Member of the Legislative Assembly of Manitoba for Wellington
- In office September 21, 1999 – May 22, 2007
- Preceded by: Becky Barrett
- Succeeded by: Flor Marcelino
- Constituency: Burrows (1981–1988); Wellington (1990–2007);

Member of the Legislative Assembly of Manitoba for Broadway
- In office September 11, 1990 – September 21, 1999
- Preceded by: Constituency established
- Succeeded by: Constituency abolished

Member of the Legislative Assembly of Manitoba for Burrows
- In office November 17, 1981 – April 26, 1988
- Preceded by: Ben Hanuschak
- Succeeded by: William Chornopyski

Personal details
- Born: Conrado de Regla Santos November 26, 1934 Philippines
- Died: February 29, 2016 (aged 81) Winnipeg, Manitoba, Canada
- Party: New Democratic

= Conrad Santos =

Canadian politician (1934–2016)

Conrado de Regla Santos (November 26, 1934 - February 29, 2016) was a politician in the province of Manitoba, Canada. He was a member of the Legislative Assembly of Manitoba from 1981 to 1988, and again from 1990 to 2007. Conrado as his family and friends called him, had three children: Evelyn Santos, Conrad Santos and Robert Santos.
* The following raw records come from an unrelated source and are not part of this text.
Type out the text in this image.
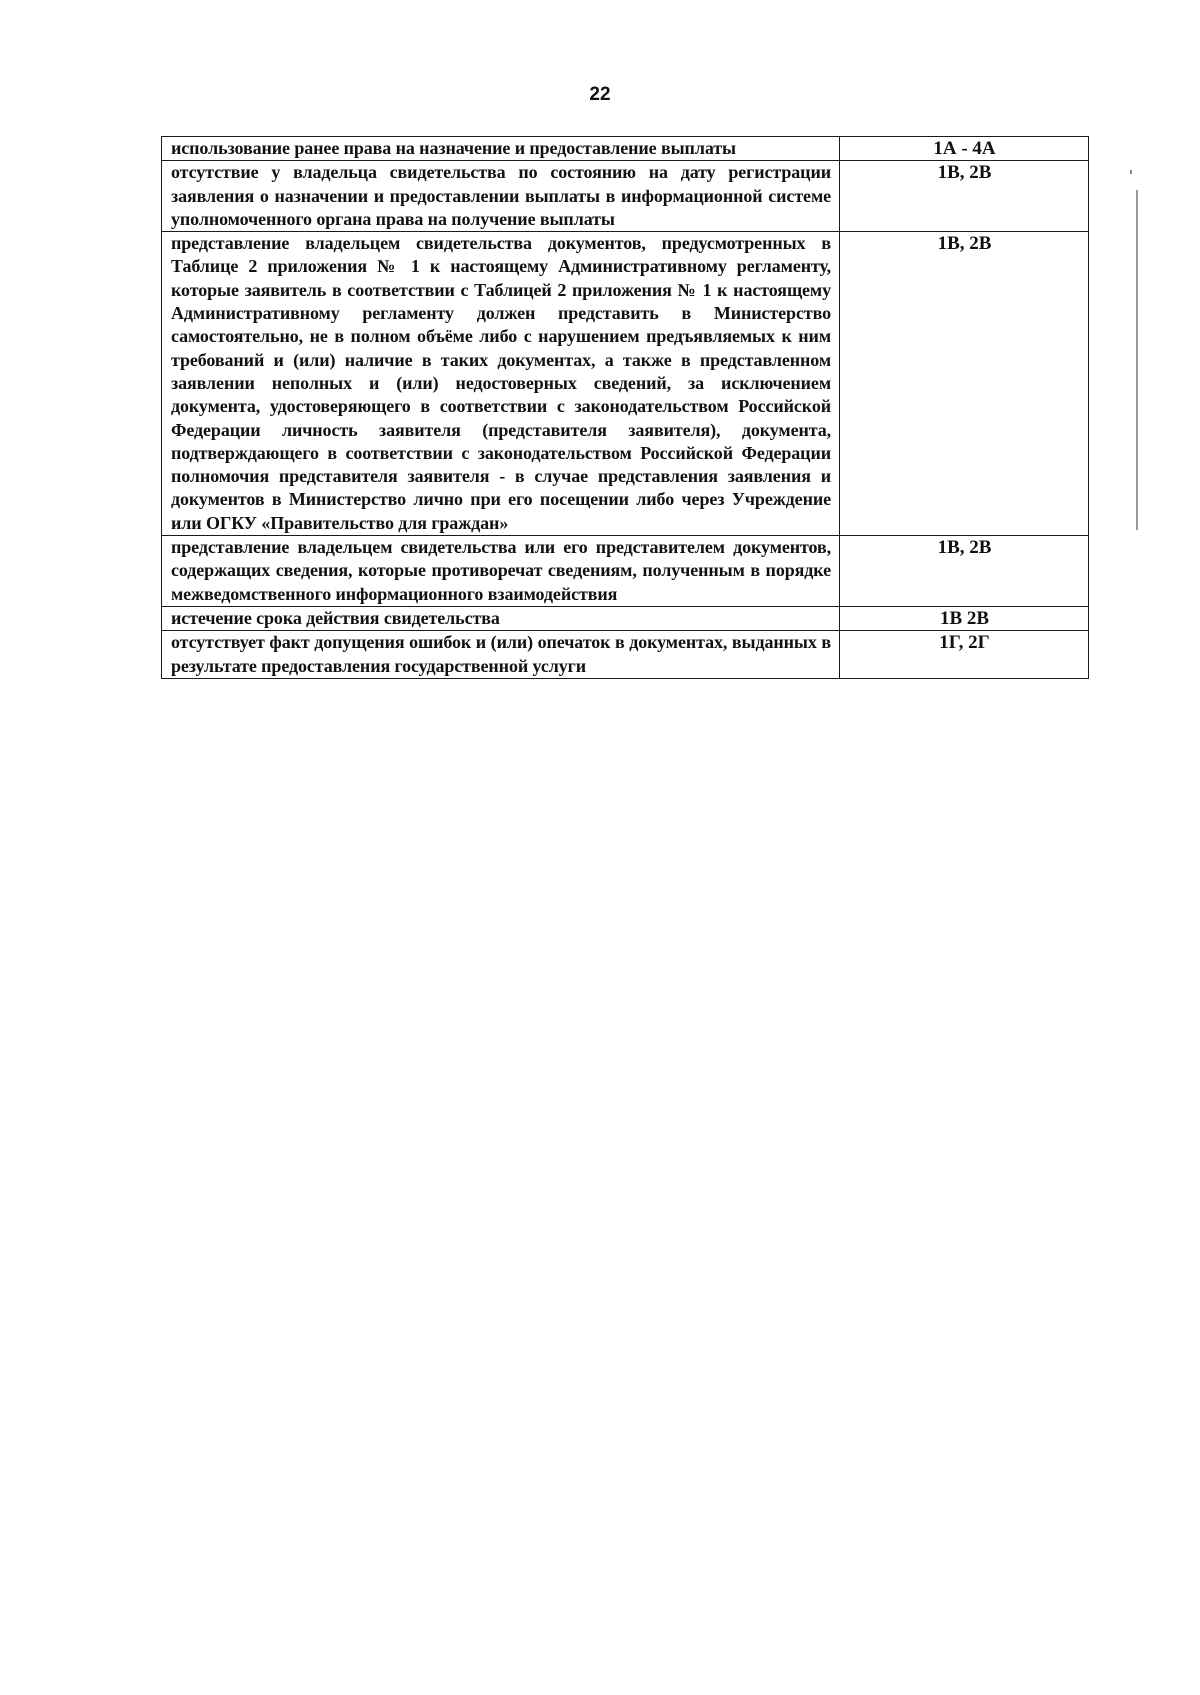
22
использование ранее права на назначение и предоставление выплаты	1А - 4А
отсутствие у владельца свидетельства по состоянию на дату регистрации заявления о назначении и предоставлении выплаты в информационной системе уполномоченного органа права на получение выплаты	1В, 2В
представление владельцем свидетельства документов, предусмотренных в Таблице 2 приложения № 1 к настоящему Административному регламенту, которые заявитель в соответствии с Таблицей 2 приложения № 1 к настоящему Административному регламенту должен представить в Министерство самостоятельно, не в полном объёме либо с нарушением предъявляемых к ним требований и (или) наличие в таких документах, а также в представленном заявлении неполных и (или) недостоверных сведений, за исключением документа, удостоверяющего в соответствии с законодательством Российской Федерации личность заявителя (представителя заявителя), документа, подтверждающего в соответствии с законодательством Российской Федерации полномочия представителя заявителя - в случае представления заявления и документов в Министерство лично при его посещении либо через Учреждение или ОГКУ «Правительство для граждан»	1В, 2В
представление владельцем свидетельства или его представителем документов, содержащих сведения, которые противоречат сведениям, полученным в порядке межведомственного информационного взаимодействия	1В, 2В
истечение срока действия свидетельства	1В 2В
отсутствует факт допущения ошибок и (или) опечаток в документах, выданных в результате предоставления государственной услуги	1Г, 2Г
The son of Federico Santos and Marcelina de Regla, he was born in the Philippines and was educated at Harvard University and the University of Michigan, receiving a PhD in political science from the latter institution. He moved to Winnipeg, Manitoba, Canada in 1965 after receiving a teaching position at the University of Manitoba, where he retired from in 2008. Santos has also worked as a consultant for the Instituto Centro-Americano de Administracion Publica in Costa Rica, and was a board member of the Citizenship Council of Manitoba from 1977 to 1980.

He sought the New Democratic Party of Manitoba (NDP) nomination for Fort Garry in the 1973 election, but was defeated. He ran for the Winnipeg City Council in 1977 and 1980, but lost both times.

Santos was first elected to the Manitoba legislature in the 1981 provincial election as a New Democrat in the northwest Winnipeg riding of Burrows, defeating NDP-turned-Progressive Member of the Legislative Assembly (MLA) Ben Hanuschak. He was re-elected in the 1986 election. In June 1984, there were unconfirmed rumours that he was considering a move to the Progressive Conservative Party.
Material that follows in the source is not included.